Kondisi tersebutlah yang membentuk citra negatif pemerintah di mata masyarakat. Pemerintah dinilai tidak mampu mengomunikasi dengan baik. Manajemen komunikasi di Istana belum berjalan dengan baik sehingga kepercayaan masyarakat terhadap pemerintah tak jarang mulai pesimis melihat kondisi saat ini. Inilah yang masih perlu dievaluasi dan dikelola secara profesional yang sfatnya urgent untuk segera diperbaiki mengingat ini adalah isu pandemi covid-19 yang terkait dengan keselamatan dan nasib orang banyak.

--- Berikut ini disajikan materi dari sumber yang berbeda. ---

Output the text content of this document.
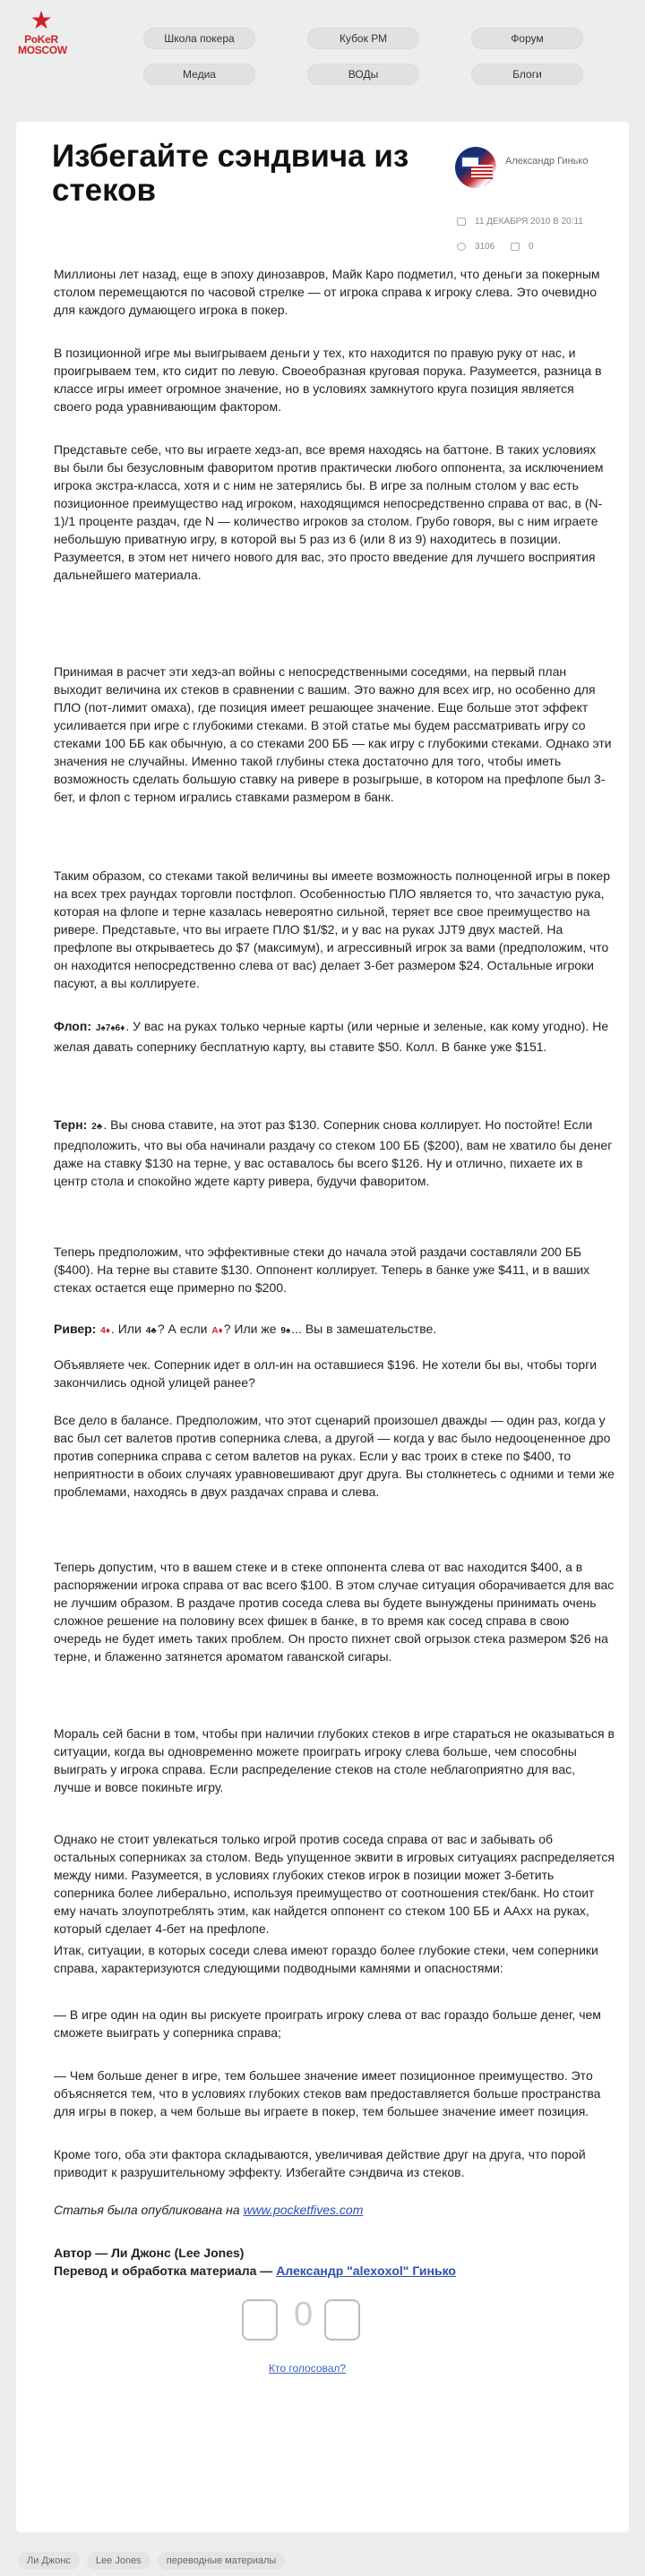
★
PoKeR
MOSCOW
Школа покера	Кубок РМ	Форум
Медиа	ВОДы	Блоги
Избегайте сэндвича из стеков
Александр Гинько
11 ДЕКАБРЯ 2010 В 20:11
3106	0
Миллионы лет назад, еще в эпоху динозавров, Майк Каро подметил, что деньги за покерным столом перемещаются по часовой стрелке — от игрока справа к игроку слева. Это очевидно для каждого думающего игрока в покер.
В позиционной игре мы выигрываем деньги у тех, кто находится по правую руку от нас, и проигрываем тем, кто сидит по левую. Своеобразная круговая порука. Разумеется, разница в классе игры имеет огромное значение, но в условиях замкнутого круга позиция является своего рода уравнивающим фактором.
Представьте себе, что вы играете хедз-ап, все время находясь на баттоне. В таких условиях вы были бы безусловным фаворитом против практически любого оппонента, за исключением игрока экстра-класса, хотя и с ним не затерялись бы. В игре за полным столом у вас есть позиционное преимущество над игроком, находящимся непосредственно справа от вас, в (N-1)/1 проценте раздач, где N — количество игроков за столом. Грубо говоря, вы с ним играете небольшую приватную игру, в которой вы 5 раз из 6 (или 8 из 9) находитесь в позиции. Разумеется, в этом нет ничего нового для вас, это просто введение для лучшего восприятия дальнейшего материала.
Принимая в расчет эти хедз-ап войны с непосредственными соседями, на первый план выходит величина их стеков в сравнении с вашим. Это важно для всех игр, но особенно для ПЛО (пот-лимит омаха), где позиция имеет решающее значение. Еще больше этот эффект усиливается при игре с глубокими стеками. В этой статье мы будем рассматривать игру со стеками 100 ББ как обычную, а со стеками 200 ББ — как игру с глубокими стеками. Однако эти значения не случайны. Именно такой глубины стека достаточно для того, чтобы иметь возможность сделать большую ставку на ривере в розыгрыше, в котором на префлопе был 3-бет, и флоп с терном игрались ставками размером в банк.
Таким образом, со стеками такой величины вы имеете возможность полноценной игры в покер на всех трех раундах торговли постфлоп. Особенностью ПЛО является то, что зачастую рука, которая на флопе и терне казалась невероятно сильной, теряет все свое преимущество на ривере. Представьте, что вы играете ПЛО $1/$2, и у вас на руках JJT9 двух мастей. На префлопе вы открываетесь до $7 (максимум), и агрессивный игрок за вами (предположим, что он находится непосредственно слева от вас) делает 3-бет размером $24. Остальные игроки пасуют, а вы коллируете.
Флоп: J♠7♠6♦. У вас на руках только черные карты (или черные и зеленые, как кому угодно). Не желая давать сопернику бесплатную карту, вы ставите $50. Колл. В банке уже $151.
Терн: 2♣. Вы снова ставите, на этот раз $130. Соперник снова коллирует. Но постойте! Если предположить, что вы оба начинали раздачу со стеком 100 ББ ($200), вам не хватило бы денег даже на ставку $130 на терне, у вас оставалось бы всего $126. Ну и отлично, пихаете их в центр стола и спокойно ждете карту ривера, будучи фаворитом.
Теперь предположим, что эффективные стеки до начала этой раздачи составляли 200 ББ ($400). На терне вы ставите $130. Оппонент коллирует. Теперь в банке уже $411, и в ваших стеках остается еще примерно по $200.
Ривер: 4♦. Или 4♣? А если A♦? Или же 9♠... Вы в замешательстве.
Объявляете чек. Соперник идет в олл-ин на оставшиеся $196. Не хотели бы вы, чтобы торги закончились одной улицей ранее?
Все дело в балансе. Предположим, что этот сценарий произошел дважды — один раз, когда у вас был сет валетов против соперника слева, а другой — когда у вас было недооцененное дро против соперника справа с сетом валетов на руках. Если у вас троих в стеке по $400, то неприятности в обоих случаях уравновешивают друг друга. Вы столкнетесь с одними и теми же проблемами, находясь в двух раздачах справа и слева.
Теперь допустим, что в вашем стеке и в стеке оппонента слева от вас находится $400, а в распоряжении игрока справа от вас всего $100. В этом случае ситуация оборачивается для вас не лучшим образом. В раздаче против соседа слева вы будете вынуждены принимать очень сложное решение на половину всех фишек в банке, в то время как сосед справа в свою очередь не будет иметь таких проблем. Он просто пихнет свой огрызок стека размером $26 на терне, и блаженно затянется ароматом гаванской сигары.
Мораль сей басни в том, чтобы при наличии глубоких стеков в игре стараться не оказываться в ситуации, когда вы одновременно можете проиграть игроку слева больше, чем способны выиграть у игрока справа. Если распределение стеков на столе неблагоприятно для вас, лучше и вовсе покиньте игру.
Однако не стоит увлекаться только игрой против соседа справа от вас и забывать об остальных соперниках за столом. Ведь упущенное эквити в игровых ситуациях распределяется между ними. Разумеется, в условиях глубоких стеков игрок в позиции может 3-бетить соперника более либерально, используя преимущество от соотношения стек/банк. Но стоит ему начать злоупотреблять этим, как найдется оппонент со стеком 100 ББ и AAxx на руках, который сделает 4-бет на префлопе.
Итак, ситуации, в которых соседи слева имеют гораздо более глубокие стеки, чем соперники справа, характеризуются следующими подводными камнями и опасностями:
— В игре один на один вы рискуете проиграть игроку слева от вас гораздо больше денег, чем сможете выиграть у соперника справа;
— Чем больше денег в игре, тем большее значение имеет позиционное преимущество. Это объясняется тем, что в условиях глубоких стеков вам предоставляется больше пространства для игры в покер, а чем больше вы играете в покер, тем большее значение имеет позиция.
Кроме того, оба эти фактора складываются, увеличивая действие друг на друга, что порой приводит к разрушительному эффекту. Избегайте сэндвича из стеков.
Статья была опубликована на www.pocketfives.com
Автор — Ли Джонс (Lee Jones)
Перевод и обработка материала — Александр "alexoxol" Гинько
0
Кто голосовал?
Ли Джонс	Lee Jones	переводные материалы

Perjuangan melawan Covid-19 adalah perjuangan bersama baik pemerintah maupun masyarakat. Perjuangan ini tentu akan berat jika hanya diserahkan kepada pemerintah semata. Tentu peran serta masyarakat sangat dibutuhkan agar penyebaran Covid-19 ini dapat dilakukan secara efektif dan efisien.

Sebagai masyarakat kita harus taat pada pemerintah, taat pada aturan-aturan yang telah ditetapkan. Toh imbauan sosial distancing/physical distancing  ini untuk  kemaslahatan bersama. Masyarakat mesti senantiasa berpikiran postif terhadap pemerintah. Kekurangan dalam mengomunikasikan bahaya pandemi kepada masyarakat, jangan lantas kita sebagai masyarakat melupakan upaya-upaya penanganan yang telah dilakukan pemerintah. Jangan ngeyel dan keras kepala agar semuanya bisa segera berlalu.


Daftar Rujukan

Butterick, Keith. 2011. Pengantar Public Relatio: Teori dan Praktik. Terjemahan oleh Nurul Hasfi. Jakarta: PT. RajaGrafindo Persada.
Cangara, Hafied. 2013. Perencanaan dan Strategi Komunikasi. Jakarta: PT. RajaGrafindo Persada.
Cutlip, scott M., et. Al. 2011. Effective Public Relation. Terjemahan oleh Tri Wibowo, B.S. Jakarta: Kencana.
Ruslan, Rosady. 1995. Praktik dan Solusi Public Relation. Jakarta: Penerbit Ghalia Indonesia.